Companies in the industry must obtain a license to operate in the state.
California Governor Gavin Newsom advocates for a balance between protection and innovation.
California Governor Gavin Newsom approved a draft regulation on Bitcoin (BTC) and cryptocurrencies, called Digital Financial Assets Actwhich would come into force in June 2025.
In one releaseThe US official noted that the bill requires the Department of Financial Protection and Innovation (DFPI) to create a robust regulatory framework. including licensing and enforcement authority for certain cryptocurrency activities.
“The bill gives DFPI regulatory authority and an 18-month implementation period to ensure that the adopted regulatory framework can be carefully tailored to reflect industry trends and mitigate harm to consumers,” the governor states.

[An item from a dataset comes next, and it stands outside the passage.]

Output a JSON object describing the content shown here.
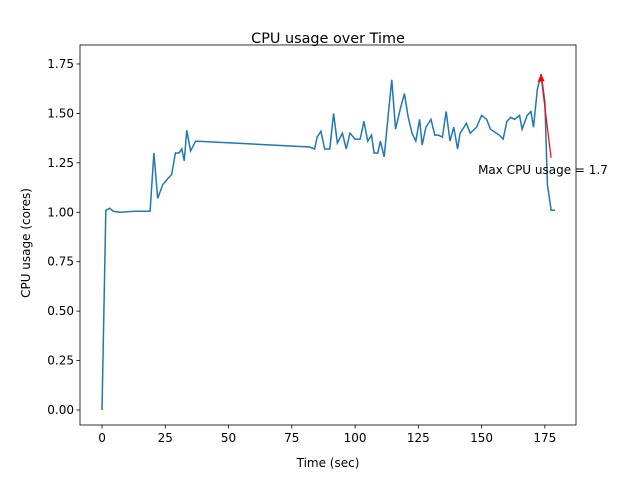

Newsom warns that there are “ambiguities in certain terms” so the bill “requires further refinement.” to provide clarity to consumers, regulators and businesses subject to this new legal framework. It is important for the governor to find a balance between protecting consumers and encouraging innovation.
What does the new law propose?
Within the The invoice A “digital financial asset” is defined as a digital representation of value used as a medium of exchange, unit of account, or store of value. It is also made clear that although it can be recognized by the state, it is not legal tender.
The text also notes that the regulations would authorize the DFPI to conduct inspections of individuals licensed to operate in California and “require a licensee to conduct all commercial activities in digital financial assets with or on behalf of a resident for a period of time.” of five years from the date of the activity,” it says.
Politician and former California Senate candidate Timothy Ursich Jr. assured that the bill approved by Governor Newsom “has raised concerns among some cryptocurrency companies about possible cost increases and product bans.”
According to Ursich Jr., this is a cause for concern The bill requires full reserves for stablecoinswhich could potentially “ban algorithmic stablecoins.”
Opponents of the bill have openly highlighted the need for exchange regulation for centralized exchanges (CEX) as well as setting development requirements for decentralized exchanges (DEX) in the future “to avoid making or not making mistakes in coding” that “make can”. the (DEX) exchange vulnerable to hacker attacks,” he added.
So far this year, several regulatory developments regarding Bitcoin have occurred in some states in the US. In April of this year, CriptoNoticias reported that the state of Arkansas in the United States approved the bill to protect Bitcoin mining and cryptocurrencies in this region. This means that mining can be carried out legally as it is a law in this southern state of the North American country.